In accordance with the Cease-fire Agreement worked out in January 1946 between the CCP and the KMT by U.S. Envoy George C. Marshall, the Peking Executive Headquarters was established to monitor the agreement. Holding the simulated rank of major-general, Keng was assigned to head the Communist unit in the Railway Control Section, but later that year was assigned to Szu-p’ing-k’ai (Szeping, located on the rail line between Mukden and Changchun) where he headed the Communist side on the 28th Field Team, which was under the jurisdiction of the Peking Headquarters. In 1947, following the collapse of the truce, Keng returned to active duty with the armed forces and in the later part of the year took part in the attack on Shih-chia-chuang in western Hopeh, the city that served temporarily as the Communist capital until the surrender of Peking in early 1949.

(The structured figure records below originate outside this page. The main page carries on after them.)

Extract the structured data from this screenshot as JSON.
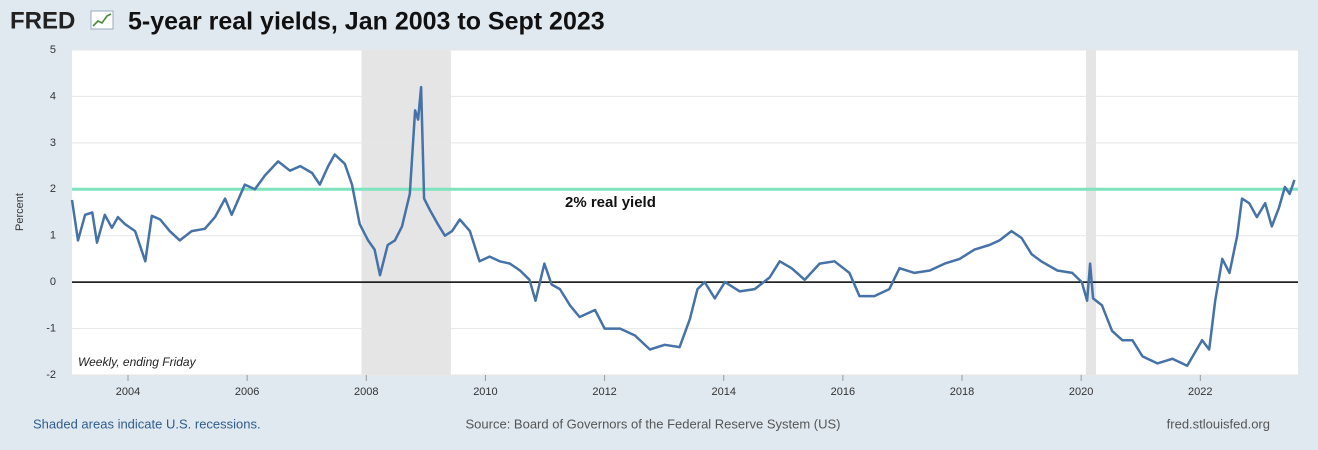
{
  "logo": "FRED",
  "chart_data": {
    "type": "line",
    "title": "5-year real yields, Jan 2003 to Sept 2023",
    "y_label": "Percent",
    "note": "Weekly, ending Friday",
    "annotation": "2% real yield",
    "xlim": [
      2003.06,
      2023.64
    ],
    "xticks": [
      2004,
      2006,
      2008,
      2010,
      2012,
      2014,
      2016,
      2018,
      2020,
      2022
    ],
    "ylim": [
      -2,
      5
    ],
    "yticks": [
      -2,
      -1,
      0,
      1,
      2,
      3,
      4,
      5
    ],
    "grid": true,
    "recessions": [
      [
        2007.92,
        2009.42
      ],
      [
        2020.08,
        2020.25
      ]
    ],
    "hline": {
      "value": 2,
      "color": "#7fe3bd"
    },
    "x": [
      2003.06,
      2003.16,
      2003.28,
      2003.4,
      2003.48,
      2003.61,
      2003.73,
      2003.83,
      2003.95,
      2004.12,
      2004.29,
      2004.4,
      2004.54,
      2004.7,
      2004.87,
      2005.07,
      2005.29,
      2005.46,
      2005.63,
      2005.74,
      2005.96,
      2006.13,
      2006.3,
      2006.52,
      2006.72,
      2006.89,
      2007.09,
      2007.22,
      2007.36,
      2007.47,
      2007.64,
      2007.76,
      2007.89,
      2008.03,
      2008.14,
      2008.23,
      2008.36,
      2008.48,
      2008.6,
      2008.73,
      2008.82,
      2008.87,
      2008.92,
      2008.97,
      2009.07,
      2009.2,
      2009.32,
      2009.44,
      2009.57,
      2009.74,
      2009.9,
      2010.07,
      2010.24,
      2010.41,
      2010.58,
      2010.74,
      2010.84,
      2010.99,
      2011.11,
      2011.25,
      2011.42,
      2011.58,
      2011.84,
      2012.0,
      2012.26,
      2012.51,
      2012.76,
      2013.01,
      2013.26,
      2013.43,
      2013.56,
      2013.68,
      2013.85,
      2014.02,
      2014.27,
      2014.52,
      2014.77,
      2014.94,
      2015.14,
      2015.36,
      2015.61,
      2015.86,
      2016.11,
      2016.28,
      2016.53,
      2016.78,
      2016.95,
      2017.2,
      2017.46,
      2017.71,
      2017.96,
      2018.21,
      2018.46,
      2018.63,
      2018.83,
      2019.0,
      2019.17,
      2019.33,
      2019.6,
      2019.85,
      2020.01,
      2020.1,
      2020.15,
      2020.2,
      2020.35,
      2020.52,
      2020.69,
      2020.86,
      2021.03,
      2021.28,
      2021.53,
      2021.78,
      2022.03,
      2022.15,
      2022.25,
      2022.37,
      2022.49,
      2022.62,
      2022.7,
      2022.82,
      2022.95,
      2023.09,
      2023.2,
      2023.32,
      2023.42,
      2023.5,
      2023.58
    ],
    "series": [
      {
        "name": "5-year real yield",
        "color": "#4572a7",
        "values": [
          1.77,
          0.9,
          1.45,
          1.5,
          0.85,
          1.45,
          1.17,
          1.4,
          1.25,
          1.1,
          0.45,
          1.43,
          1.35,
          1.1,
          0.9,
          1.1,
          1.15,
          1.4,
          1.8,
          1.45,
          2.1,
          2.0,
          2.3,
          2.6,
          2.4,
          2.5,
          2.35,
          2.1,
          2.5,
          2.75,
          2.55,
          2.1,
          1.25,
          0.9,
          0.7,
          0.15,
          0.8,
          0.9,
          1.2,
          1.9,
          3.7,
          3.5,
          4.2,
          1.8,
          1.55,
          1.25,
          1.0,
          1.1,
          1.35,
          1.1,
          0.45,
          0.55,
          0.45,
          0.4,
          0.25,
          0.05,
          -0.4,
          0.4,
          -0.05,
          -0.15,
          -0.5,
          -0.75,
          -0.6,
          -1.0,
          -1.0,
          -1.15,
          -1.45,
          -1.35,
          -1.4,
          -0.8,
          -0.15,
          0.0,
          -0.35,
          0.0,
          -0.2,
          -0.15,
          0.1,
          0.45,
          0.3,
          0.05,
          0.4,
          0.45,
          0.2,
          -0.3,
          -0.3,
          -0.15,
          0.3,
          0.2,
          0.25,
          0.4,
          0.5,
          0.7,
          0.8,
          0.9,
          1.1,
          0.95,
          0.6,
          0.45,
          0.25,
          0.2,
          0.0,
          -0.4,
          0.4,
          -0.35,
          -0.5,
          -1.05,
          -1.25,
          -1.25,
          -1.6,
          -1.75,
          -1.65,
          -1.8,
          -1.25,
          -1.45,
          -0.4,
          0.5,
          0.2,
          1.0,
          1.8,
          1.7,
          1.4,
          1.7,
          1.2,
          1.6,
          2.05,
          1.9,
          2.2
        ]
      }
    ]
  },
  "footer": {
    "left": "Shaded areas indicate U.S. recessions.",
    "center": "Source: Board of Governors of the Federal Reserve System (US)",
    "right": "fred.stlouisfed.org"
  }
}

Keng’s exploits in the latter stages of the civil war with the Nationalists are cited in the writings of Mao Tse-tung. Serving as deputy commander of the Communists’ 19th Corps, which was operating to the west of Peking, he took part in the battles of December 1948 that led to the defeat of the strong armies led by KMT General Fu Tso-i. The Communist successes in these battles led directly to the fall of Tientsin and Peking in January 1949. Keng was serving at this time with Lo Jui-ch’ing and Yang Te-chih, his fellow native from Li-ling. Keng’s activities after the end of 1948 are not recorded, but it is probable that he moved westward to Ninghsia province with Yang Te-chih in 1949.

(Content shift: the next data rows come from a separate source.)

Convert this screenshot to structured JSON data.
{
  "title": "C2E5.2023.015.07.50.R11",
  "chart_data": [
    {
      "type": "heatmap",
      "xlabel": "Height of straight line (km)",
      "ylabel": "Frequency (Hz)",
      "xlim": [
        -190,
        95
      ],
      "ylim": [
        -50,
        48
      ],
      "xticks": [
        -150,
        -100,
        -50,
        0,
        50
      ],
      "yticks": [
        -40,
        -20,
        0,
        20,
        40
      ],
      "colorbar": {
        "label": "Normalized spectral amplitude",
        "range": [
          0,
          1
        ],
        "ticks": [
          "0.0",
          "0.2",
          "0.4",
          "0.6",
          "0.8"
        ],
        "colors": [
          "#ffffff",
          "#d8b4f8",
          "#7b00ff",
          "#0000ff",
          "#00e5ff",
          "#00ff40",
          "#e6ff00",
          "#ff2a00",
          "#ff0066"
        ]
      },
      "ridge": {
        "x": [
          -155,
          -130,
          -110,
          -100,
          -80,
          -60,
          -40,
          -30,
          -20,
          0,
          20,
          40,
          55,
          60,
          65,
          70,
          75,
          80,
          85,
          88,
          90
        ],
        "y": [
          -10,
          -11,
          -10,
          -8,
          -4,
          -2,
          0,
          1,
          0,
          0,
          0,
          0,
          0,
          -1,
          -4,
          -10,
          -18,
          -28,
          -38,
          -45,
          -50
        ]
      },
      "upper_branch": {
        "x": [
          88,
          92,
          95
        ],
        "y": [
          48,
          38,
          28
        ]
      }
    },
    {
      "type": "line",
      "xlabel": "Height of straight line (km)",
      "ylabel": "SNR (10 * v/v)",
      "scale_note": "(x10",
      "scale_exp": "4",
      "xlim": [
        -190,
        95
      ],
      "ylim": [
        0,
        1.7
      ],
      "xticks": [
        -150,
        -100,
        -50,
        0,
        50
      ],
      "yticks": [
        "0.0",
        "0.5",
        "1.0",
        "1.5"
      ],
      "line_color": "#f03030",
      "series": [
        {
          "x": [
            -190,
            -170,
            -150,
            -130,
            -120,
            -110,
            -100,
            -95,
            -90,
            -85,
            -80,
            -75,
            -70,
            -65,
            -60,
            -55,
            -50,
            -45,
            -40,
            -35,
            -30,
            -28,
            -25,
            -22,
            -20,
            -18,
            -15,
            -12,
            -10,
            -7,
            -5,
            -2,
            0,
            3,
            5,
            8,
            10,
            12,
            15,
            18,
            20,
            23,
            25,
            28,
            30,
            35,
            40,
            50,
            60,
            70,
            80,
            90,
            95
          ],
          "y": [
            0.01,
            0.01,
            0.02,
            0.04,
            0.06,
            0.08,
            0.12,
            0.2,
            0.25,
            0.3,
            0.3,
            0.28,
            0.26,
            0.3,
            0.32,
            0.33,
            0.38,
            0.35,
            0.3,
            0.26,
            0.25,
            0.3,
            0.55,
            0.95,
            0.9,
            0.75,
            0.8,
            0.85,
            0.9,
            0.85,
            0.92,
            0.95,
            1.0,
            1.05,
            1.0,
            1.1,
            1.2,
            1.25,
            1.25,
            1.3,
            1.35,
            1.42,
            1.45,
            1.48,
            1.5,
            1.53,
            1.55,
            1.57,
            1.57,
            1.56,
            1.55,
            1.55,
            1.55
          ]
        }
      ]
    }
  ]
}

Apart from his brief association with Americans while a member of the Peking Executive Headquarters, Keng had had no contact with foreigners prior to the establishment of the PRC in the fall of 1949. However, he was to spend most of the next decade and a half abroad as a foreign service officer. Sweden, Denmark, and Finland were three of the earliest non-Communist governments to recognize the PRC, and by the time the new Communist government was a year old, Keng had been named as Peking’s first envoy to each of them. On May 9, 1950, he was appointed as ambassador to Sweden, and two days later as minister to Denmark. He presented his credentials in Stockholm on September 19 and in Copenhagen on November 8.

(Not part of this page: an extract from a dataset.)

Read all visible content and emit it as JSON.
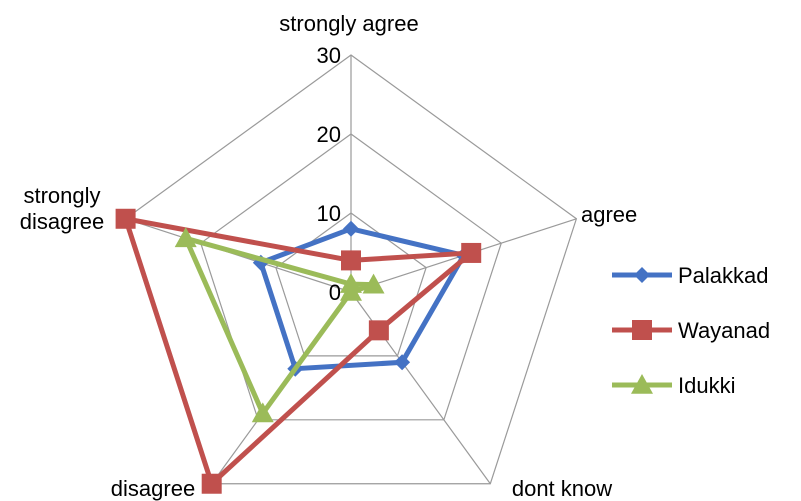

In the interim, in late October, he was also appointed as minister to Finland, presenting his credentials in Helsinki on March 31, 1951. He resided in Stockholm and apparently spent little time in either Denmark, or Finland. However, he did go to these nations from time to time to take part in protocol functions. It should be noted that during Keng’s early years abroad the Korean War was still being fought, a fact that tended to inhibit Chinese relations with non-Communist nations particularly in the field of trade, then subject to a rigorous embargo by the West. This situation is best illustrated by the fact that during Keng’s tour in Sweden, Denmark, and Finland, only one government-to-government agreement was signed a trade agreement that Keng signed with the Finns in Helsinki in June 1954. Nonetheless, a Western diplomat familiar with Keng’s work in Stockholm asserts that he was regarded as a competent official.